Reputation: 12679
I am trying to create a co-occurrence matrix in python but looking for some efficient ways to do it.
My dataset looks like this:
total_labels = ['a','b','c','d']
occ = [['a','b'],['c','d'],['a','c'],['d'],['a','c','d']]

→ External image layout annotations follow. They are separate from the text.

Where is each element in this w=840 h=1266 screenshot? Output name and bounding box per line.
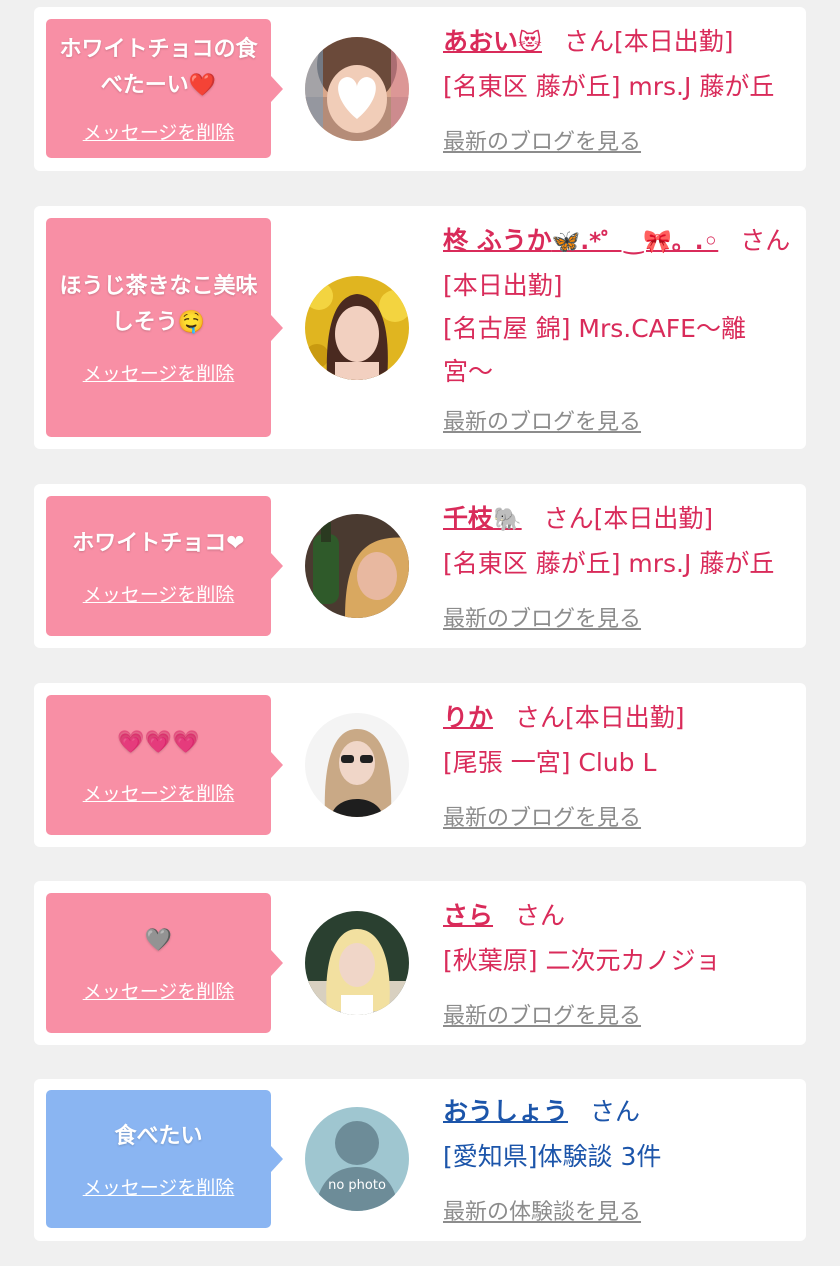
delete-message-link[interactable]: メッセージを削除 [83,1173,235,1200]
latest-blog-link[interactable]: 最新のブログを見る [443,124,641,156]
delete-message-link[interactable]: メッセージを削除 [83,359,235,386]
avatar[interactable] [305,514,409,618]
latest-blog-link[interactable]: 最新のブログを見る [443,800,641,832]
shop-text: [名東区 藤が丘] mrs.J 藤が丘 [443,72,775,101]
avatar[interactable]: no photo [305,1107,409,1211]
avatar[interactable] [305,713,409,817]
member-name-link[interactable]: りか [443,703,493,732]
message-bubble: 💗💗💗 メッセージを削除 [46,695,283,835]
status-text: さん[本日出勤] [543,504,714,533]
shop-text: [尾張 一宮] Club L [443,748,657,777]
member-name-link[interactable]: あおい😻 [443,27,542,56]
status-text: さん[本日出勤] [564,27,734,56]
message-text: 💗💗💗 [117,729,200,755]
delete-message-link[interactable]: メッセージを削除 [83,779,235,806]
message-bubble: ほうじ茶きなこ美味しそう🤤 メッセージを削除 [46,218,283,437]
list-item: ホワイトチョコ❤ メッセージを削除 千枝🐘 さん[本日出勤] [名東区 藤が丘] … [34,484,806,648]
member-info: 柊 ふうか🦋.*゜‿🎀。.◦ さん[本日出勤] [名古屋 錦] Mrs.CAFE〜… [443,219,792,435]
list-item: 食べたい メッセージを削除 no photo おうしょう さん [愛知県]体験談 … [34,1079,806,1241]
latest-blog-link[interactable]: 最新のブログを見る [443,404,641,436]
status-text: さん [590,1097,641,1126]
avatar[interactable] [305,37,409,141]
avatar[interactable] [305,911,409,1015]
message-bubble: 🩶 メッセージを削除 [46,893,283,1033]
member-name-link[interactable]: おうしょう [443,1097,568,1126]
message-text: ホワイトチョコの食べたーい❤️ [59,37,258,98]
latest-blog-link[interactable]: 最新のブログを見る [443,601,641,633]
message-text: ほうじ茶きなこ美味しそう🤤 [59,274,258,335]
member-info: さら さん [秋葉原] 二次元カノジョ 最新のブログを見る [443,894,792,1029]
delete-message-link[interactable]: メッセージを削除 [83,118,235,145]
member-info: おうしょう さん [愛知県]体験談 3件 最新の体験談を見る [443,1090,792,1225]
message-bubble: ホワイトチョコの食べたーい❤️ メッセージを削除 [46,19,283,158]
list-item: 🩶 メッセージを削除 さら さん [秋葉原] 二次元カノジョ 最新のブログを見る [34,881,806,1045]
message-bubble: 食べたい メッセージを削除 [46,1090,283,1228]
avatar[interactable] [305,276,409,380]
no-photo-label: no photo [328,1178,386,1193]
member-name-link[interactable]: 柊 ふうか🦋.*゜‿🎀。.◦ [443,226,718,255]
member-info: あおい😻 さん[本日出勤] [名東区 藤が丘] mrs.J 藤が丘 最新のブログを… [443,20,792,155]
shop-text: [秋葉原] 二次元カノジョ [443,946,721,975]
delete-message-link[interactable]: メッセージを削除 [83,580,235,607]
list-item: ほうじ茶きなこ美味しそう🤤 メッセージを削除 柊 ふうか🦋.*゜‿🎀。.◦ さん[… [34,206,806,449]
member-name-link[interactable]: さら [443,901,493,930]
list-item: ホワイトチョコの食べたーい❤️ メッセージを削除 あおい😻 さん[本日出勤] [名… [34,7,806,171]
status-text: さん[本日出勤] [515,703,685,732]
favorites-message-list: ホワイトチョコの食べたーい❤️ メッセージを削除 あおい😻 さん[本日出勤] [名… [0,0,840,1266]
latest-review-link[interactable]: 最新の体験談を見る [443,1194,641,1226]
experience-count-text: [愛知県]体験談 3件 [443,1142,662,1171]
shop-text: [名東区 藤が丘] mrs.J 藤が丘 [443,549,775,578]
latest-blog-link[interactable]: 最新のブログを見る [443,998,641,1030]
list-item: 💗💗💗 メッセージを削除 りか さん[本日出勤] [尾張 一宮] Club L 最… [34,683,806,847]
status-text: さん [515,901,566,930]
member-info: りか さん[本日出勤] [尾張 一宮] Club L 最新のブログを見る [443,696,792,831]
message-text: ホワイトチョコ❤ [72,530,245,556]
delete-message-link[interactable]: メッセージを削除 [83,977,235,1004]
message-text: 食べたい [114,1123,203,1149]
member-info: 千枝🐘 さん[本日出勤] [名東区 藤が丘] mrs.J 藤が丘 最新のブログを見… [443,497,792,632]
message-bubble: ホワイトチョコ❤ メッセージを削除 [46,496,283,636]
shop-text: [名古屋 錦] Mrs.CAFE〜離宮〜 [443,314,746,386]
member-name-link[interactable]: 千枝🐘 [443,504,522,533]
message-text: 🩶 [144,927,173,953]
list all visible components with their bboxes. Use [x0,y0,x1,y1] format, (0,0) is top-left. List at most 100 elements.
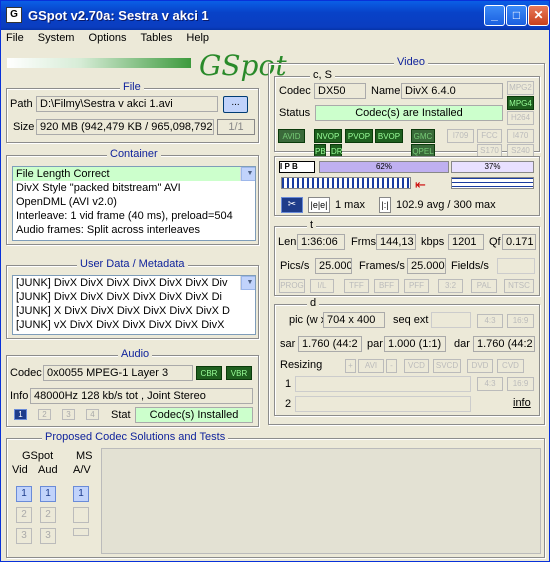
ntsc-indicator: NTSC [504,279,534,293]
frame-pattern-ruler [281,177,411,189]
list-item: Interleave: 1 vid frame (40 ms), preload… [16,210,233,222]
pff-indicator: PFF [404,279,429,293]
seqext-field [431,312,471,328]
tff-indicator: TFF [344,279,369,293]
pvop-indicator: PVOP [345,129,373,143]
qf-label: Qf [489,236,501,248]
file-group: File Path D:\Filmy\Sestra v akci 1.avi .… [6,81,259,143]
title-bar[interactable]: G GSpot v2.70a: Sestra v akci 1 _ □ ✕ [1,1,549,30]
video-codec-subgroup: c, S Codec DX50 Name DivX 6.4.0 MPG2 MPG… [274,69,540,158]
audio-codec-field: 0x0055 MPEG-1 Layer 3 [43,365,193,381]
aud-solution-2[interactable]: 2 [40,507,56,523]
minimize-button[interactable]: _ [484,5,505,26]
audio-stream-4[interactable]: 4 [86,409,99,420]
audio-stream-1[interactable]: 1 [14,409,27,420]
menu-help[interactable]: Help [181,30,215,44]
frame-type-subgroup: I P B 62% 37% ⇤ ✂ |e|e| 1 max |:| 102.9 … [274,156,540,216]
video-codec-label: Codec [279,85,311,97]
container-group: Container File Length Correct DivX Style… [6,148,259,245]
audio-stream-2[interactable]: 2 [38,409,51,420]
av-solution-1[interactable]: 1 [73,486,89,502]
proposed-group-title: Proposed Codec Solutions and Tests [42,431,229,443]
resize-vcd-button[interactable]: VCD [404,359,429,373]
menu-file[interactable]: File [1,30,30,44]
audio-stream-3[interactable]: 3 [62,409,75,420]
nvop-indicator: NVOP [314,129,342,143]
audio-codec-label: Codec [10,367,42,379]
bframes-max-label: 1 max [335,199,365,211]
vid-solution-3[interactable]: 3 [16,528,32,544]
resize-minus-button[interactable]: - [386,359,397,373]
container-scrollbar[interactable]: ▲▼ [240,167,255,181]
path-field[interactable]: D:\Filmy\Sestra v akci 1.avi [36,96,218,112]
userdata-list[interactable]: [JUNK] DivX DivX DivX DivX DivX DivX Div… [12,275,256,335]
avid-indicator: AVID [278,129,305,143]
p-frame-label: P [284,162,290,171]
userdata-scrollbar[interactable]: ▲▼ [240,276,255,290]
resize-dvd-button[interactable]: DVD [467,359,493,373]
fcc-indicator: FCC [477,129,502,143]
zoom-icon[interactable]: ✂ [281,197,303,213]
video-status-field: Codec(s) are Installed [315,105,503,121]
arrow-icon: ⇤ [415,177,426,192]
cbr-indicator: CBR [196,366,222,380]
frms-label: Frms [351,236,377,248]
dimensions-subgroup: d pic (w x h) 704 x 400 seq ext 4:3 16:9… [274,297,540,416]
list-item: [JUNK] X DivX DivX DivX DivX DivX DivX D [16,305,230,317]
sar-label: sar [280,338,296,350]
video-status-label: Status [279,107,311,119]
menu-system[interactable]: System [33,30,81,44]
b-frame-marker-icon: |e|e| [308,197,330,213]
len-field: 1:36:06 [297,234,345,250]
userdata-group-title: User Data / Metadata [77,258,188,270]
menu-options[interactable]: Options [84,30,133,44]
seqext-label: seq ext [393,314,429,326]
list-item: File Length Correct [13,167,255,181]
row1-43-indicator: 4:3 [477,377,503,391]
container-group-title: Container [107,148,161,160]
i-frame-label: I [280,162,283,171]
video-codec-field: DX50 [314,83,366,99]
pulldown-indicator: 3:2 [438,279,463,293]
list-item: [JUNK] DivX DivX DivX DivX DivX DivX Div [16,277,228,289]
kbps-label: kbps [421,236,445,248]
resizing-label: Resizing [280,359,323,371]
b-frame-percent-bar: 37% [451,161,534,173]
browse-button[interactable]: ... [223,96,248,113]
pic-field: 704 x 400 [323,312,385,328]
bvop-indicator: BVOP [375,129,403,143]
bitrate-graph [451,177,534,189]
resize-row2-label: 2 [285,398,292,410]
t-label: t [307,219,317,231]
scroll-down-icon[interactable]: ▼ [241,167,255,181]
vid-solution-2[interactable]: 2 [16,507,32,523]
vid-solution-1[interactable]: 1 [16,486,32,502]
list-item: OpenDML (AVI v2.0) [16,196,117,208]
resize-row1-label: 1 [285,378,292,390]
d-label: d [307,297,320,309]
menu-tables[interactable]: Tables [136,30,179,44]
aud-solution-3[interactable]: 3 [40,528,56,544]
container-list[interactable]: File Length Correct DivX Style "packed b… [12,166,256,241]
dar-label: dar [454,338,470,350]
list-item: Audio frames: Split across interleaves [16,224,201,236]
frames-label: Frames/s [359,260,405,272]
resize-plus-button[interactable]: + [345,359,356,373]
maximize-button[interactable]: □ [506,5,527,26]
av-solution-3[interactable] [73,528,89,536]
proposed-group: Proposed Codec Solutions and Tests GSpot… [6,431,545,558]
aud-solution-1[interactable]: 1 [40,486,56,502]
scroll-down-icon[interactable]: ▼ [241,276,255,290]
close-button[interactable]: ✕ [528,5,549,26]
resize-cvd-button[interactable]: CVD [497,359,524,373]
av-solution-2[interactable] [73,507,89,523]
resize-avi-button[interactable]: AVI [358,359,384,373]
resize-svcd-button[interactable]: SVCD [433,359,461,373]
path-label: Path [10,98,33,110]
size-field: 920 MB (942,479 KB / 965,098,792 [36,119,214,135]
vid-column-label: Vid [12,464,28,476]
file-group-title: File [120,81,144,93]
len-label: Len [278,236,297,248]
info-link[interactable]: info [513,397,531,409]
gspot-window: G GSpot v2.70a: Sestra v akci 1 _ □ ✕ Fi… [0,0,550,562]
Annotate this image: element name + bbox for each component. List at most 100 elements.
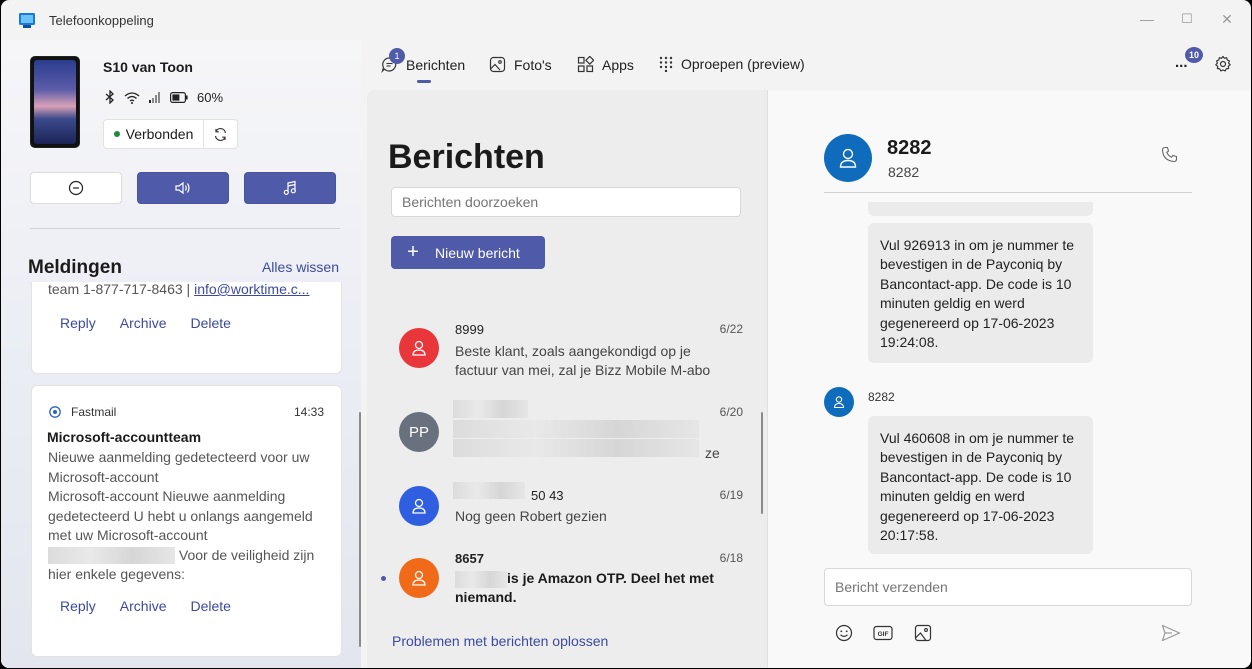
delete-button[interactable]: Delete bbox=[190, 598, 230, 614]
troubleshoot-link[interactable]: Problemen met berichten oplossen bbox=[392, 633, 608, 649]
avatar: PP bbox=[399, 412, 439, 452]
notification-text: team 1-877-717-8463 | bbox=[48, 282, 195, 297]
settings-button[interactable] bbox=[1214, 55, 1232, 73]
conversation-panel: 8282 8282 Vul 926913 in om je nummer te … bbox=[768, 90, 1251, 668]
connection-status: Verbonden bbox=[103, 119, 238, 149]
avatar bbox=[399, 328, 439, 368]
call-button[interactable] bbox=[1161, 146, 1178, 163]
emoji-button[interactable] bbox=[833, 622, 855, 644]
email-link[interactable]: info@worktime.c... bbox=[194, 282, 309, 297]
maximize-button[interactable]: ☐ bbox=[1177, 10, 1197, 28]
new-message-label: Nieuw bericht bbox=[435, 244, 520, 261]
conversation-item[interactable]: PP 6/20 ze bbox=[367, 396, 767, 466]
divider bbox=[30, 228, 340, 229]
more-button[interactable]: ... 10 bbox=[1175, 47, 1203, 74]
notification-body: Nieuwe aanmelding gedetecteerd voor uw M… bbox=[48, 448, 333, 585]
header-divider bbox=[824, 192, 1192, 193]
person-icon bbox=[411, 569, 427, 587]
conversation-name: 8999 bbox=[455, 322, 484, 337]
refresh-icon bbox=[213, 127, 228, 142]
redacted-text bbox=[48, 547, 175, 565]
sender-avatar bbox=[824, 387, 854, 417]
do-not-disturb-button[interactable] bbox=[30, 172, 122, 204]
notification-actions: Reply Archive Delete bbox=[60, 315, 255, 331]
message-compose-input[interactable] bbox=[824, 568, 1192, 606]
notifications-scrollbar[interactable] bbox=[359, 412, 361, 647]
new-message-button[interactable]: + Nieuw bericht bbox=[391, 236, 545, 269]
audio-button[interactable] bbox=[137, 172, 229, 204]
conversation-date: 6/22 bbox=[719, 322, 743, 336]
device-name: S10 van Toon bbox=[103, 59, 193, 75]
app-window: Telefoonkoppeling — ☐ ✕ S10 van Toon 60% bbox=[1, 0, 1251, 668]
conversation-name: 50 43 bbox=[531, 488, 564, 503]
conversation-preview-text: niemand. bbox=[455, 589, 517, 605]
reply-button[interactable]: Reply bbox=[60, 315, 96, 331]
bluetooth-icon bbox=[105, 90, 115, 104]
delete-button[interactable]: Delete bbox=[190, 315, 230, 331]
tab-calls[interactable]: Oproepen (preview) bbox=[659, 56, 805, 72]
notification-heading: Microsoft-accountteam bbox=[47, 429, 202, 445]
conversation-name: 8657 bbox=[455, 551, 484, 566]
avatar-initials: PP bbox=[408, 423, 429, 441]
conversation-preview: Beste klant, zoals aangekondigd op je fa… bbox=[455, 343, 711, 378]
conversation-item[interactable]: 50 43 6/19 Nog geen Robert gezien bbox=[367, 482, 767, 552]
notification-body: team 1-877-717-8463 | info@worktime.c... bbox=[48, 282, 333, 300]
apps-icon bbox=[577, 56, 594, 73]
redacted-name bbox=[453, 482, 525, 499]
message-bubble: Vul 926913 in om je nummer te bevestigen… bbox=[868, 223, 1093, 363]
send-button[interactable] bbox=[1160, 622, 1182, 644]
close-button[interactable]: ✕ bbox=[1217, 10, 1237, 28]
plus-icon: + bbox=[407, 241, 419, 263]
music-button[interactable] bbox=[244, 172, 336, 204]
contact-number: 8282 bbox=[888, 164, 920, 180]
fastmail-icon bbox=[49, 406, 61, 418]
messages-badge: 1 bbox=[389, 48, 405, 64]
notification-card[interactable]: team 1-877-717-8463 | info@worktime.c...… bbox=[31, 282, 342, 374]
search-input[interactable] bbox=[391, 187, 741, 217]
message-bubble: Vul 460608 in om je nummer te bevestigen… bbox=[868, 416, 1093, 554]
message-bubble-clipped bbox=[868, 202, 1093, 216]
notification-card[interactable]: Fastmail 14:33 Microsoft-accountteam Nie… bbox=[31, 385, 342, 657]
window-title: Telefoonkoppeling bbox=[49, 13, 154, 28]
messages-scrollbar[interactable] bbox=[761, 412, 763, 514]
conversation-item[interactable]: 8657 6/18 is je Amazon OTP. Deel het met… bbox=[367, 550, 767, 620]
do-not-disturb-icon bbox=[68, 180, 84, 196]
notification-line: Microsoft-account bbox=[48, 468, 159, 485]
emoji-icon bbox=[835, 624, 853, 642]
refresh-button[interactable] bbox=[204, 120, 237, 148]
person-icon bbox=[411, 339, 427, 357]
minimize-button[interactable]: — bbox=[1137, 10, 1157, 28]
image-button[interactable] bbox=[912, 622, 934, 644]
connected-dot bbox=[113, 131, 120, 137]
conversation-preview-text: is je Amazon OTP. Deel het met bbox=[507, 570, 714, 586]
redacted-text bbox=[453, 439, 699, 457]
active-tab-indicator bbox=[417, 80, 431, 83]
person-icon bbox=[833, 395, 845, 409]
conversation-item[interactable]: 8999 6/22 Beste klant, zoals aangekondig… bbox=[367, 312, 767, 382]
music-note-icon bbox=[282, 180, 298, 196]
notification-line: hier enkele gegevens: bbox=[48, 566, 185, 582]
archive-button[interactable]: Archive bbox=[120, 315, 167, 331]
tab-apps[interactable]: Apps bbox=[577, 56, 634, 73]
signal-icon bbox=[149, 91, 161, 103]
notification-app-name: Fastmail bbox=[71, 405, 117, 419]
redacted-text bbox=[453, 420, 699, 438]
conversation-date: 6/19 bbox=[719, 488, 743, 502]
dialpad-icon bbox=[659, 56, 673, 72]
svg-text:GIF: GIF bbox=[878, 631, 889, 638]
clear-all-link[interactable]: Alles wissen bbox=[262, 259, 339, 275]
notifications-list[interactable]: team 1-877-717-8463 | info@worktime.c...… bbox=[1, 282, 361, 668]
tab-photos[interactable]: Foto's bbox=[489, 56, 552, 73]
notification-line: met uw Microsoft-account bbox=[48, 527, 208, 543]
gif-button[interactable]: GIF bbox=[872, 622, 894, 644]
notification-text: Voor de veiligheid zijn bbox=[175, 546, 315, 563]
reply-button[interactable]: Reply bbox=[60, 598, 96, 614]
battery-icon bbox=[170, 91, 188, 103]
conversation-preview: Nog geen Robert gezien bbox=[455, 508, 607, 524]
tab-messages[interactable]: Berichten 1 bbox=[381, 48, 465, 73]
messages-panel: Berichten + Nieuw bericht 8999 6/22 Best… bbox=[367, 90, 768, 668]
tab-bar: Berichten 1 Foto's Apps Oproepen (previe… bbox=[367, 40, 1251, 90]
notifications-title: Meldingen bbox=[28, 257, 122, 278]
archive-button[interactable]: Archive bbox=[120, 598, 167, 614]
notification-line: gedetecteerd U hebt u onlangs aangemeld bbox=[48, 507, 313, 524]
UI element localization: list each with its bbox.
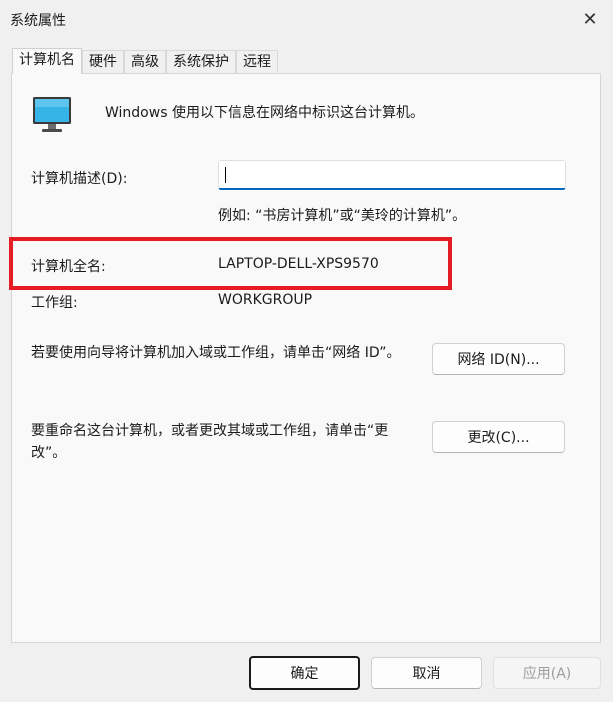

And I am expecting the output like this:
data_mat = [[0, 1 , 2, 1],
[1, 0, 0, 0],
[2, 0, 0, 2],
[1, 0, 2, 0]]
which is actually:
a b c d
data_mat = a [[0, 1 , 2, 1],
b [1, 0, 0, 0],
c [2, 0, 0, 2],
d [1, 0, 2, 0]]
What I have tried is:
import numpy as np
m_matrix = np.zeros([4,4])
for m in range(len(total_labels)):
for j in range(len(total_labels)):
for k in occ:
if set((total_labels[m],total_labels[j])).issubset(set(k)):
m_matrix[m,j]+=1
which is giving :
array([[3., 1., 2., 1.],
[1., 1., 0., 0.],
[2., 0., 3., 2.],
[1., 0., 2., 3.]])
But as you can see there is no connection between (a,a) and (b,b) etc ( self loops ) but it's giving values there.
How can create data_mat without using many loops?
Upvotes: 2
Views: 386
Reputation: 59579
self-merge
followed by crosstab
import pandas as pd
df = pd.DataFrame(occ).stack().rename('val').reset_index().drop(columns='level_1')
df = df.merge(df, on='level_0').query('val_x != val_y')
pd.crosstab(df.val_x, df.val_y)
val_y a b c d
val_x
a 0 1 2 1
b 1 0 0 0
c 2 0 0 2
d 1 0 2 0
If need only those labels you supplied can do:
(pd.crosstab(df.val_x, df.val_y)
.reindex(total_labels, axis=0).reindex(total_labels, axis=1))
Or filter before the merge (probably smarter):
df = df.loc[df.val.isin(total_labels)]
Upvotes: 1